Name pattern	Meaning
`split_75_15_10`	75% train, 15% val, 10% test split
`TEST_75_15_10`	Corresponding held-out test set
`paths`	All samples (no split)

Generate splits with asp_split — see Preprocessing.

dataset.json

Auto-generated by postprocess_standard_dataset. The fields Asparagus uses at training time are:

Field	Description
`n_modalities`	Number of input channels
`n_classes`	Number of output classes (or `1` for regression)

The rest of the file records the preprocessing configuration and file counts for auditing purposes. Example:

Full dataset.json example (SEG003_ISLES22_ADCDWI)

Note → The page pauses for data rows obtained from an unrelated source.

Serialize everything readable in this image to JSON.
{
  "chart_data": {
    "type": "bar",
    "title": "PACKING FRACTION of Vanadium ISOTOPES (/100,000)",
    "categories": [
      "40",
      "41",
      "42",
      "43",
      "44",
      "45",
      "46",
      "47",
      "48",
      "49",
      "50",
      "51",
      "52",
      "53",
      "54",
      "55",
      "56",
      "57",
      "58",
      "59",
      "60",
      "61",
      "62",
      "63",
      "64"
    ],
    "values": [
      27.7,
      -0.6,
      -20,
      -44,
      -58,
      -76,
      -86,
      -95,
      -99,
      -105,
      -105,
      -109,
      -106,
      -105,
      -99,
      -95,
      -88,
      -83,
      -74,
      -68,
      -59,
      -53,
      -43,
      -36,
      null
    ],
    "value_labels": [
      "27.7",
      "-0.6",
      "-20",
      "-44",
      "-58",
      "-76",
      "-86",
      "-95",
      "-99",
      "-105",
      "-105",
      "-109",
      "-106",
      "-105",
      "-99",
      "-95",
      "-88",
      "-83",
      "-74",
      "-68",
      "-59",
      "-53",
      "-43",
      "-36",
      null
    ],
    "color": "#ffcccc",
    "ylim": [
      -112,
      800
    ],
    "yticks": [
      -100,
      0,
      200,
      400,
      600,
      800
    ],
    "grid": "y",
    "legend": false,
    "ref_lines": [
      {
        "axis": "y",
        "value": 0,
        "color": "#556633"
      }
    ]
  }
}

json { "dataset_config": { "df_columns": [], "in_extensions": [".nii.gz"], "n_classes": 2, "n_modalities": 2, "patterns_DWI": [], "patterns_PET": [], "patterns_bidsify": [], "patterns_exclusion": ["labels_derivatives", "_adc", "_dwi", ".json"], "patterns_m0": [], "patterns_perfusion": [], "split": "split_40_10_50", "task_name": "SEG003_ISLES22_ADCDWI" }, "metadata": { "files_delta_after_processing": -750, "files_source_directory_standard": 250, "files_source_directory_excluded": 750, "files_source_directory_total": 1000, "files_target_directory_standard": 250, "files_target_directory_total": 250, "n_classes": 2, "n_modalities": 2 }, "name": "SEG003_ISLES22_ADCDWI", "preprocessing_config": { "background_pixel_value": 0, "crop_to_nonzero": false, "image_properties": {}, "intensities": null, "keep_aspect_ratio_when_using_target_size": false, "min_slices": 15, "normalization_operation": ["no_norm", "no_norm"], "remove_nans": true, "target_orientation": "RAS", "target_size": null, "target_spacing": [1.0, 1.0, 1.0] }, "saving_config": { "bidsify": false, "save_as_tensor": true, "save_dset_metadata": false, "save_file_metadata": true, "tensor_dtype": "float32" } }

Referencing a task in commands

Pass the task folder name via task=:

asp_train_seg task=SEG005_MyDataset \
    +model=unet_b \
    data.train_split=split_75_15_10

Asparagus resolves $ASPARAGUS_DATA/SEG005_MyDataset/ automatically.